Currently, it appears that a new wave of convergence and collaboration may be underway

between LAM institutions. This new wave is characterized by a shift in focus away from the

collections and towards user participation and alternative dissemination practices. Many LAM

institutions face budget cuts and have to reinvent themselves and their key concerns.

Conservation, collection development and dissemination of cultural heritage is changing.

LAM institutions have more similarities than (ever) before as they adapt to a new digital climate

and adjust to new and everchanging user needs. Convergence and collaboration in new and

unexpected ways may help solve some of these complex challenges facing these institutions, such

as those relating to increasing participation, supporting citizenship and fostering social inclusion.
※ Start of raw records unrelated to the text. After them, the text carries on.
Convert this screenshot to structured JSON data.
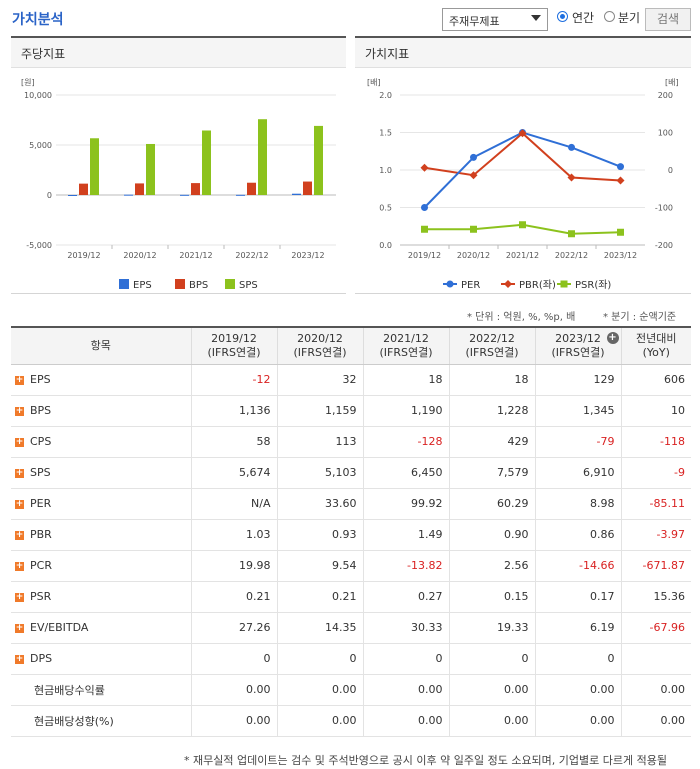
{
  "header": {
    "title": "가치분석",
    "select_value": "주재무제표",
    "radio_annual": "연간",
    "radio_quarter": "분기",
    "search_label": "검색"
  },
  "panels": {
    "left_title": "주당지표",
    "right_title": "가치지표"
  },
  "chart_data": [
    {
      "type": "bar",
      "title": "주당지표",
      "ylabel": "[원]",
      "categories": [
        "2019/12",
        "2020/12",
        "2021/12",
        "2022/12",
        "2023/12"
      ],
      "ylim": [
        -5000,
        10000
      ],
      "yticks": [
        "10,000",
        "5,000",
        "0",
        "-5,000"
      ],
      "series": [
        {
          "name": "EPS",
          "color": "#2f6fd6",
          "values": [
            -12,
            32,
            18,
            18,
            129
          ]
        },
        {
          "name": "BPS",
          "color": "#d1401e",
          "values": [
            1136,
            1159,
            1190,
            1228,
            1345
          ]
        },
        {
          "name": "SPS",
          "color": "#8cc21d",
          "values": [
            5674,
            5103,
            6450,
            7579,
            6910
          ]
        }
      ],
      "legend": "bottom",
      "grid": true
    },
    {
      "type": "line",
      "title": "가치지표",
      "ylabel_left": "[배]",
      "ylabel_right": "[배]",
      "categories": [
        "2019/12",
        "2020/12",
        "2021/12",
        "2022/12",
        "2023/12"
      ],
      "ylim_left": [
        0,
        2.0
      ],
      "ylim_right": [
        -200,
        200
      ],
      "yticks_left": [
        "2.0",
        "1.5",
        "1.0",
        "0.5",
        "0.0"
      ],
      "yticks_right": [
        "200",
        "100",
        "0",
        "-100",
        "-200"
      ],
      "series": [
        {
          "name": "PER",
          "axis": "right",
          "color": "#2f6fd6",
          "marker": "circle",
          "values": [
            null,
            33.6,
            99.92,
            60.29,
            8.98
          ]
        },
        {
          "name": "PBR(좌)",
          "axis": "left",
          "color": "#d1401e",
          "marker": "diamond",
          "values": [
            1.03,
            0.93,
            1.49,
            0.9,
            0.86
          ]
        },
        {
          "name": "PSR(좌)",
          "axis": "left",
          "color": "#8cc21d",
          "marker": "square",
          "values": [
            0.21,
            0.21,
            0.27,
            0.15,
            0.17
          ]
        }
      ],
      "legend": "bottom",
      "grid": true
    }
  ],
  "units_left": "* 단위 : 억원, %, %p, 배",
  "units_right": "* 분기 : 순액기준",
  "table": {
    "headers": [
      {
        "l1": "항목",
        "l2": ""
      },
      {
        "l1": "2019/12",
        "l2": "(IFRS연결)"
      },
      {
        "l1": "2020/12",
        "l2": "(IFRS연결)"
      },
      {
        "l1": "2021/12",
        "l2": "(IFRS연결)"
      },
      {
        "l1": "2022/12",
        "l2": "(IFRS연결)"
      },
      {
        "l1": "2023/12",
        "l2": "(IFRS연결)"
      },
      {
        "l1": "전년대비",
        "l2": "(YoY)"
      }
    ],
    "rows": [
      {
        "label": "EPS",
        "expand": true,
        "cells": [
          "-12",
          "32",
          "18",
          "18",
          "129",
          "606"
        ]
      },
      {
        "label": "BPS",
        "expand": true,
        "cells": [
          "1,136",
          "1,159",
          "1,190",
          "1,228",
          "1,345",
          "10"
        ]
      },
      {
        "label": "CPS",
        "expand": true,
        "cells": [
          "58",
          "113",
          "-128",
          "429",
          "-79",
          "-118"
        ]
      },
      {
        "label": "SPS",
        "expand": true,
        "cells": [
          "5,674",
          "5,103",
          "6,450",
          "7,579",
          "6,910",
          "-9"
        ]
      },
      {
        "label": "PER",
        "expand": true,
        "cells": [
          "N/A",
          "33.60",
          "99.92",
          "60.29",
          "8.98",
          "-85.11"
        ]
      },
      {
        "label": "PBR",
        "expand": true,
        "cells": [
          "1.03",
          "0.93",
          "1.49",
          "0.90",
          "0.86",
          "-3.97"
        ]
      },
      {
        "label": "PCR",
        "expand": true,
        "cells": [
          "19.98",
          "9.54",
          "-13.82",
          "2.56",
          "-14.66",
          "-671.87"
        ]
      },
      {
        "label": "PSR",
        "expand": true,
        "cells": [
          "0.21",
          "0.21",
          "0.27",
          "0.15",
          "0.17",
          "15.36"
        ]
      },
      {
        "label": "EV/EBITDA",
        "expand": true,
        "cells": [
          "27.26",
          "14.35",
          "30.33",
          "19.33",
          "6.19",
          "-67.96"
        ]
      },
      {
        "label": "DPS",
        "expand": true,
        "cells": [
          "0",
          "0",
          "0",
          "0",
          "0",
          ""
        ]
      },
      {
        "label": "현금배당수익률",
        "expand": false,
        "cells": [
          "0.00",
          "0.00",
          "0.00",
          "0.00",
          "0.00",
          "0.00"
        ]
      },
      {
        "label": "현금배당성향(%)",
        "expand": false,
        "cells": [
          "0.00",
          "0.00",
          "0.00",
          "0.00",
          "0.00",
          "0.00"
        ]
      }
    ]
  },
  "footnote": "* 재무실적 업데이트는 검수 및 주석반영으로 공시 이후 약 일주일 정도 소요되며, 기업별로 다르게 적용될"
}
In a cultural policy context, the study of LAM institutions is interesting and important since it

is an area undergoing radical changes yet receiving only limited attention by researchers and

scholars. With this thematic issue, we would like to address such changes and draw attention to the

renewed focus on similarities and differences between the LAM institutions and ideas of

collaboration and convergence between them.
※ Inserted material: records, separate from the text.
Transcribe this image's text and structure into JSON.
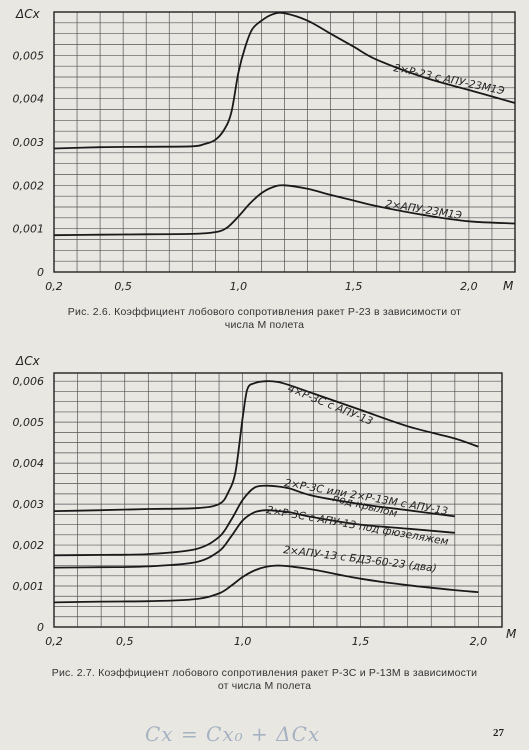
{
  "chart_data": [
    {
      "type": "line",
      "title": "Рис. 2.6. Коэффициент лобового сопротивления ракет Р-23 в зависимости от числа М полета",
      "ylabel": "ΔCx",
      "xlabel": "M",
      "xlim": [
        0.2,
        2.2
      ],
      "ylim": [
        0,
        0.006
      ],
      "x_ticks": [
        "0,2",
        "0,5",
        "1,0",
        "1,5",
        "2,0"
      ],
      "x_tick_values": [
        0.2,
        0.5,
        1.0,
        1.5,
        2.0
      ],
      "y_ticks": [
        "0",
        "0,001",
        "0,002",
        "0,003",
        "0,004",
        "0,005"
      ],
      "y_tick_values": [
        0,
        0.001,
        0.002,
        0.003,
        0.004,
        0.005
      ],
      "grid": true,
      "series": [
        {
          "name": "2×Р-23 с АПУ-23М1Э",
          "x": [
            0.2,
            0.4,
            0.6,
            0.8,
            0.85,
            0.9,
            0.94,
            0.97,
            1.0,
            1.03,
            1.06,
            1.1,
            1.15,
            1.2,
            1.3,
            1.4,
            1.5,
            1.6,
            1.8,
            2.0,
            2.2
          ],
          "y": [
            0.00285,
            0.00288,
            0.00289,
            0.0029,
            0.00295,
            0.00305,
            0.0033,
            0.0037,
            0.0046,
            0.0052,
            0.0056,
            0.0058,
            0.00595,
            0.00597,
            0.0058,
            0.0055,
            0.0052,
            0.0049,
            0.0045,
            0.0042,
            0.0039
          ]
        },
        {
          "name": "2×АПУ-23М1Э",
          "x": [
            0.2,
            0.4,
            0.6,
            0.8,
            0.9,
            0.95,
            1.0,
            1.05,
            1.1,
            1.15,
            1.2,
            1.3,
            1.4,
            1.5,
            1.6,
            1.8,
            2.0,
            2.2
          ],
          "y": [
            0.00085,
            0.00086,
            0.00087,
            0.00088,
            0.00092,
            0.00102,
            0.00128,
            0.00158,
            0.00182,
            0.00196,
            0.002,
            0.00192,
            0.00178,
            0.00165,
            0.00152,
            0.00132,
            0.00117,
            0.00112
          ]
        }
      ],
      "annotations": [
        "2×Р-23 с АПУ-23М1Э",
        "2×АПУ-23М1Э"
      ]
    },
    {
      "type": "line",
      "title": "Рис. 2.7. Коэффициент лобового сопротивления ракет Р-3С и Р-13М в зависимости от числа М полета",
      "ylabel": "ΔCx",
      "xlabel": "M",
      "xlim": [
        0.2,
        2.1
      ],
      "ylim": [
        0,
        0.0062
      ],
      "x_ticks": [
        "0,2",
        "0,5",
        "1,0",
        "1,5",
        "2,0"
      ],
      "x_tick_values": [
        0.2,
        0.5,
        1.0,
        1.5,
        2.0
      ],
      "y_ticks": [
        "0",
        "0,001",
        "0,002",
        "0,003",
        "0,004",
        "0,005",
        "0,006"
      ],
      "y_tick_values": [
        0,
        0.001,
        0.002,
        0.003,
        0.004,
        0.005,
        0.006
      ],
      "grid": true,
      "series": [
        {
          "name": "4×Р-3С с АПУ-13",
          "x": [
            0.2,
            0.4,
            0.6,
            0.8,
            0.9,
            0.94,
            0.97,
            1.0,
            1.02,
            1.05,
            1.1,
            1.15,
            1.2,
            1.3,
            1.5,
            1.7,
            1.9,
            2.0
          ],
          "y": [
            0.00283,
            0.00285,
            0.00288,
            0.0029,
            0.003,
            0.0033,
            0.0038,
            0.0051,
            0.0058,
            0.00595,
            0.006,
            0.00598,
            0.0059,
            0.0057,
            0.0053,
            0.0049,
            0.0046,
            0.0044
          ]
        },
        {
          "name": "2×Р-3С или 2×Р-13М с АПУ-13 под крылом",
          "x": [
            0.2,
            0.4,
            0.6,
            0.8,
            0.9,
            0.95,
            1.0,
            1.05,
            1.1,
            1.15,
            1.2,
            1.3,
            1.5,
            1.7,
            1.9
          ],
          "y": [
            0.00175,
            0.00176,
            0.00178,
            0.0019,
            0.0022,
            0.0026,
            0.0031,
            0.0034,
            0.00345,
            0.00343,
            0.00338,
            0.0032,
            0.003,
            0.00285,
            0.0027
          ]
        },
        {
          "name": "2×Р-3С с АПУ-13 под фюзеляжем",
          "x": [
            0.2,
            0.4,
            0.6,
            0.8,
            0.9,
            0.95,
            1.0,
            1.05,
            1.1,
            1.15,
            1.2,
            1.3,
            1.5,
            1.7,
            1.9
          ],
          "y": [
            0.00145,
            0.00146,
            0.00148,
            0.00158,
            0.00185,
            0.0022,
            0.0026,
            0.0028,
            0.00285,
            0.00283,
            0.0028,
            0.00268,
            0.0025,
            0.0024,
            0.0023
          ]
        },
        {
          "name": "2×АПУ-13 с БДЗ-60-23 (два)",
          "x": [
            0.2,
            0.4,
            0.6,
            0.8,
            0.9,
            0.95,
            1.0,
            1.05,
            1.1,
            1.15,
            1.2,
            1.3,
            1.5,
            1.7,
            1.9,
            2.0
          ],
          "y": [
            0.0006,
            0.00062,
            0.00063,
            0.00068,
            0.00082,
            0.001,
            0.00122,
            0.00138,
            0.00147,
            0.0015,
            0.00148,
            0.0014,
            0.00118,
            0.00102,
            0.0009,
            0.00085
          ]
        }
      ],
      "annotations": [
        "4×Р-3С с АПУ-13",
        "2×Р-3С или 2×Р-13М с АПУ-13",
        "под крылом",
        "2×Р-3С с АПУ-13 под фюзеляжем",
        "2×АПУ-13 с БДЗ-60-23 (два)"
      ]
    }
  ],
  "captions": {
    "fig26_line1": "Рис. 2.6. Коэффициент лобового сопротивления ракет Р-23 в зависимости от",
    "fig26_line2": "числа М полета",
    "fig27_line1": "Рис. 2.7. Коэффициент лобового сопротивления ракет Р-3С и Р-13М в зависимости",
    "fig27_line2": "от числа М полета"
  },
  "page_number": "27",
  "handwritten_note": "Cx = Cx₀ + ΔCx"
}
Themes include but are not limited to:

· Legitimacy and identity of LAM-institutions

· Digital and physical convergence

· Developments within collections and dissemination

· Developments within cooperation between institutions

· Partnerships and collaborations between LAM institutions

· Changes in demands and expectations from users

· Changes in demands and expectations from policymakers and financing bodies

· International, national and local collaborations

· LAM and the public sphere

· Potentials for experience, learning, participation and inclusion in LAM institutions

· The development of professional identities

· Teaching and education in LAM

· Volunteers

Send you abstract submission latest by 31st October 2018 to Nanna Kann-Rasmussen,

(nanna.kann.rasmussen /at/ hum.ku.dk).

Timeline:

· Abstracts due: 31st October 2018

· Manuscripts due: 31st February 2019

· Middle of September 2019: peer-reviewed and proofread final versions of manuscripts from

authors to NKT editors at the Centre for Cultural Policy Research CUPORE

· Publishing of thematic issue 2/2019: week 48/2019 (end of November 2019), latest

Editors:

Isto Huvila

Professor Isto Huvila holds the chair in information studies at the Department of ALM (Archival

Studies, Library and Information Science and Museums and Cultural Heritage Studies) at Uppsala

University and is adjunct professor (docent) in information management at Information

Studies, Åbo Akademi University in Turku, Finland. His primary areas of research include

information and knowledge management, information work, knowledge organization,

documentation, and social and participatory information practices

Samuel Edquist

Senior lecturer in ALM (Archives, Libraries and Museums) studies. Associate professor in History,

Uppsala University.

Jamie Johnston

Jamie Johnston is a Senior Lecturer at Lund University in the ALM Division of the Department of

Arts and Cultural Sciences. She is also a member of the ALMPUB research group which explores

issues related to ALM institutions, Digitalization, and the Public Sphere. Her research focuses on

cultural institutions, primarily libraries, and their role in multicultural societies.

Hans Dam Christensen

Hans Dam Christensen is professor in cultural communication at the University of Copenhagen,

Department of Information Studies. Currently, he is member of the research project Museum. A

Culture of Copies funded by the Research Council of Norway and the project Our Museum, a

Danish nation-wide research and development project with close collaboration between university

partners and museum partners.

Nanna Kann-Rasmussen

Nanna Kann-Rasmussen is associate professor in Cultural Policy and Library Development at the

University of Copenhagen, Department of Information Studies. She is Head of Centre for Cultural

Policy Studies and editor of NTIK, the Nordic Journal of Information Science and Cultural

mediation. Her research focuses on cultural institutions and their relation to society.